Junior Max Beveridge, a co-author of the study and a former Hatchet reporter, said the questions in the study did not mention Black people specifically, but researchers still found that respondents mentioned Black people in their answers about diversification.

“When we asked white Americans, not even mentioning Black Americans specifically, just tell us what you think about racial diversification,” Beveridge said. “White Americans who are asked that question later are significantly more supportive of political violence.”

Beveridge said the study showed the connection between anti-democratic beliefs that influence political action, also known as democratic backsliding, and belief in the Great Replacement misconception. Researchers demonstrated this by showing an increase in support for political violence in respondents who expressed negative opinions about racial diversification, according to the study.

“We provide a new lens of democratic backsliding in the U.S. that’s related to white Americans’ fears of racial diversification,” Beveridge said. “And specifically, Black Americans gaining political, economic and social rights.”

Experts in racial influences in politics said the results of this study provide insight into how racism in the U.S. can endanger democracy.

Xanni Brown, a postdoctoral researcher in political polarization at the University of Pennsylvania, said the Great Replacement misconception has been used by white Americans in the past during instances where Black Americans were gaining more rights. The study is another example of the misconception being used to justify opposition to movements for civil rights, she said.

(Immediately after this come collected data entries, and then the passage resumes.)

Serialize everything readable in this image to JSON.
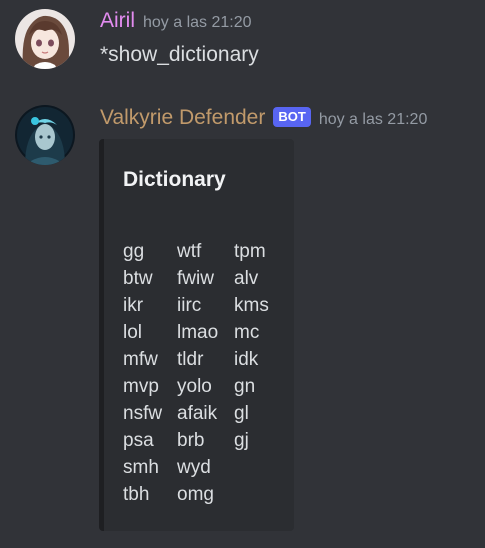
{
  "messages": [
    {
      "author": "Airil",
      "author_color": "#e38cf0",
      "timestamp": "hoy a las 21:20",
      "text": "*show_dictionary"
    },
    {
      "author": "Valkyrie Defender",
      "author_color": "#c19a6b",
      "bot_tag": "BOT",
      "timestamp": "hoy a las 21:20",
      "embed": {
        "title": "Dictionary",
        "columns": [
          [
            "gg",
            "btw",
            "ikr",
            "lol",
            "mfw",
            "mvp",
            "nsfw",
            "psa",
            "smh",
            "tbh"
          ],
          [
            "wtf",
            "fwiw",
            "iirc",
            "lmao",
            "tldr",
            "yolo",
            "afaik",
            "brb",
            "wyd",
            "omg"
          ],
          [
            "tpm",
            "alv",
            "kms",
            "mc",
            "idk",
            "gn",
            "gl",
            "gj"
          ]
        ]
      }
    }
  ],
  "icons": {
    "avatar_1": "anime-girl-avatar",
    "avatar_2": "dark-valkyrie-avatar"
  }
}
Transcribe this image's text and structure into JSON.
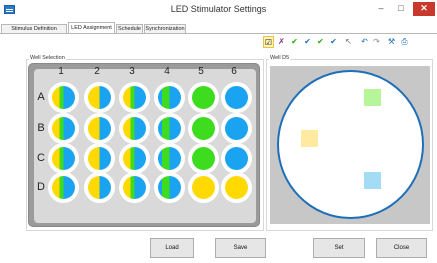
{
  "window": {
    "title": "LED Stimulator Settings",
    "minimize_glyph": "–",
    "maximize_glyph": "□",
    "close_glyph": "✕"
  },
  "tabs": [
    {
      "label": "Stimulus Definition"
    },
    {
      "label": "LED Assignment"
    },
    {
      "label": "Schedule"
    },
    {
      "label": "Synchronization"
    }
  ],
  "toolbar": {
    "buttons": [
      {
        "icon": "check-square-icon",
        "glyph": "☑"
      },
      {
        "icon": "x-icon",
        "glyph": "✗"
      },
      {
        "icon": "check-green-icon",
        "glyph": "✔"
      },
      {
        "icon": "check-blue-icon",
        "glyph": "✔"
      },
      {
        "icon": "check-bracket-icon",
        "glyph": "✔"
      },
      {
        "icon": "check-corner-icon",
        "glyph": "✔"
      },
      {
        "icon": "cursor-icon",
        "glyph": "↖"
      },
      {
        "icon": "undo-icon",
        "glyph": "↶"
      },
      {
        "icon": "redo-icon",
        "glyph": "↷"
      },
      {
        "icon": "paint-icon",
        "glyph": "⚒"
      },
      {
        "icon": "print-icon",
        "glyph": "⎙"
      }
    ]
  },
  "well_selection": {
    "label": "Well Selection",
    "columns": [
      "1",
      "2",
      "3",
      "4",
      "5",
      "6"
    ],
    "rows": [
      "A",
      "B",
      "C",
      "D"
    ],
    "grid": [
      [
        "ygb",
        "ybb",
        "ygb",
        "bgb",
        "green",
        "blue"
      ],
      [
        "ygb",
        "ybb",
        "ygb",
        "bgb",
        "green",
        "blue"
      ],
      [
        "ygb",
        "ybb",
        "ygb",
        "bgb",
        "green",
        "blue"
      ],
      [
        "ygb",
        "ybb",
        "ygb",
        "bgb",
        "yellow",
        "yellow"
      ]
    ]
  },
  "well_detail": {
    "label": "Well D5",
    "spots": [
      {
        "color": "#b6f59a"
      },
      {
        "color": "#ffeaa0"
      },
      {
        "color": "#a4dcf5"
      }
    ]
  },
  "colors": {
    "yellow": "#ffd900",
    "green": "#3ddc1e",
    "blue": "#19a3f0",
    "dark_blue": "#1f6fb8"
  },
  "buttons": {
    "load": "Load",
    "save": "Save",
    "set": "Set",
    "close": "Close"
  }
}
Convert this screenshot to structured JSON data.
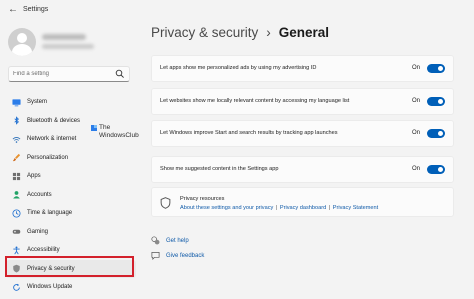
{
  "window": {
    "title": "Settings"
  },
  "sidebar": {
    "search_placeholder": "Find a setting",
    "items": [
      {
        "label": "System",
        "icon": "monitor-icon"
      },
      {
        "label": "Bluetooth & devices",
        "icon": "bluetooth-icon"
      },
      {
        "label": "Network & internet",
        "icon": "wifi-icon"
      },
      {
        "label": "Personalization",
        "icon": "brush-icon"
      },
      {
        "label": "Apps",
        "icon": "apps-icon"
      },
      {
        "label": "Accounts",
        "icon": "person-icon"
      },
      {
        "label": "Time & language",
        "icon": "globe-clock-icon"
      },
      {
        "label": "Gaming",
        "icon": "gamepad-icon"
      },
      {
        "label": "Accessibility",
        "icon": "accessibility-icon"
      },
      {
        "label": "Privacy & security",
        "icon": "shield-icon",
        "selected": true
      },
      {
        "label": "Windows Update",
        "icon": "update-icon"
      }
    ]
  },
  "watermark": {
    "line1": "The",
    "line2": "WindowsClub"
  },
  "header": {
    "parent": "Privacy & security",
    "separator": "›",
    "current": "General"
  },
  "settings": [
    {
      "label": "Let apps show me personalized ads by using my advertising ID",
      "state": "On",
      "on": true
    },
    {
      "label": "Let websites show me locally relevant content by accessing my language list",
      "state": "On",
      "on": true
    },
    {
      "label": "Let Windows improve Start and search results by tracking app launches",
      "state": "On",
      "on": true
    },
    {
      "label": "Show me suggested content in the Settings app",
      "state": "On",
      "on": true
    }
  ],
  "resources": {
    "title": "Privacy resources",
    "links": [
      "About these settings and your privacy",
      "Privacy dashboard",
      "Privacy Statement"
    ],
    "separator": "|"
  },
  "help": {
    "get_help": "Get help",
    "give_feedback": "Give feedback"
  },
  "colors": {
    "accent": "#005fb8",
    "link": "#0f5aa8",
    "highlight": "#d3202b",
    "background": "#f3f3f3",
    "card": "#fbfbfb"
  }
}
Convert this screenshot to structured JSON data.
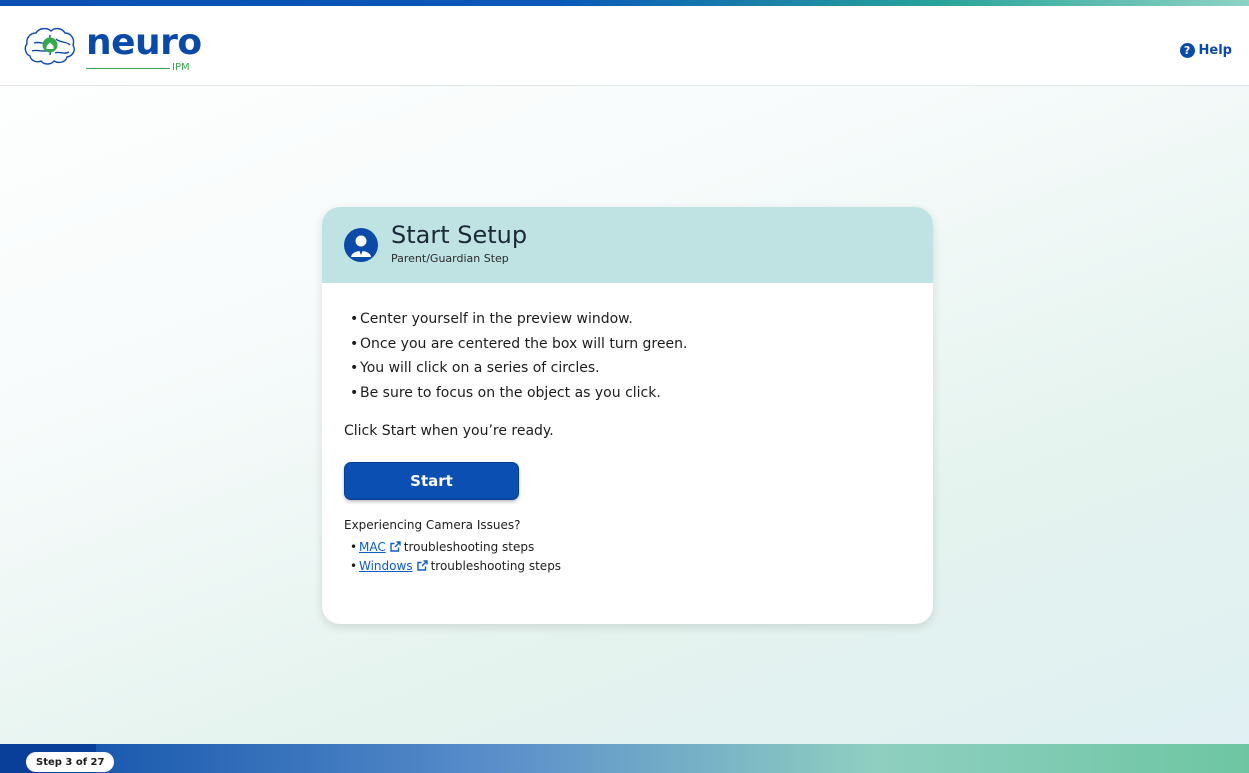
{
  "brand": {
    "name": "neuro",
    "sub": "IPM"
  },
  "header": {
    "help_label": "Help",
    "help_icon": "?"
  },
  "card": {
    "title": "Start Setup",
    "subtitle": "Parent/Guardian Step",
    "bullets": [
      "Center yourself in the preview window.",
      "Once you are centered the box will turn green.",
      "You will click on a series of circles.",
      "Be sure to focus on the object as you click."
    ],
    "ready_text": "Click Start when you’re ready.",
    "start_label": "Start",
    "camera": {
      "title": "Experiencing Camera Issues?",
      "links": [
        {
          "label": "MAC",
          "suffix": "troubleshooting steps"
        },
        {
          "label": "Windows",
          "suffix": "troubleshooting steps"
        }
      ]
    }
  },
  "footer": {
    "step_text": "Step 3 of 27",
    "progress": {
      "current": 3,
      "total": 27
    }
  },
  "colors": {
    "brand_blue": "#0b4aa8",
    "brand_green": "#36a84c",
    "card_header": "#bfe3e3",
    "link": "#0b5cc9"
  }
}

Brown said people often come to believe in the Great Replacement conspiracy because they are uncomfortable with the racial makeup of their local communities changing. She said one way to dissuade people from believing in the Great Replacement misconception is to expose them to diverse communities to allow them to see that they do not need to be scared of diversification.

“I think part of it is figuring out how to tamp down some of the reactance to the prospect of an increasingly diverse community,” Brown said. “And then let the contact and experience of being in that sort of space do the work towards making people less reactive towards the idea of diversity.”

Brown said as the U.S. diversifies and minority groups gain more rights and socioeconomic status and similar studies are essential to determine if the U.S. will grow past its anti-Black roots or become a nation too divided to continue as a democracy.

“That’s a real open question, whether that sort of demographic transition will redound to a more just and equal democracy or whether it redounds to a real democratic breakdown,“ Brown said. ”And I think that it’s really important to study what factors might tip it in each of those directions.”

Spencer Piston, an associate professor of political science at Boston University, said the study’s conclusion that racist violence is a tool white Americans use to keep political power is “compelling.”

“I suspect the authors are correct that many white people prefer racist violence against Black people to full democracy in the United States,” Piston said in an email.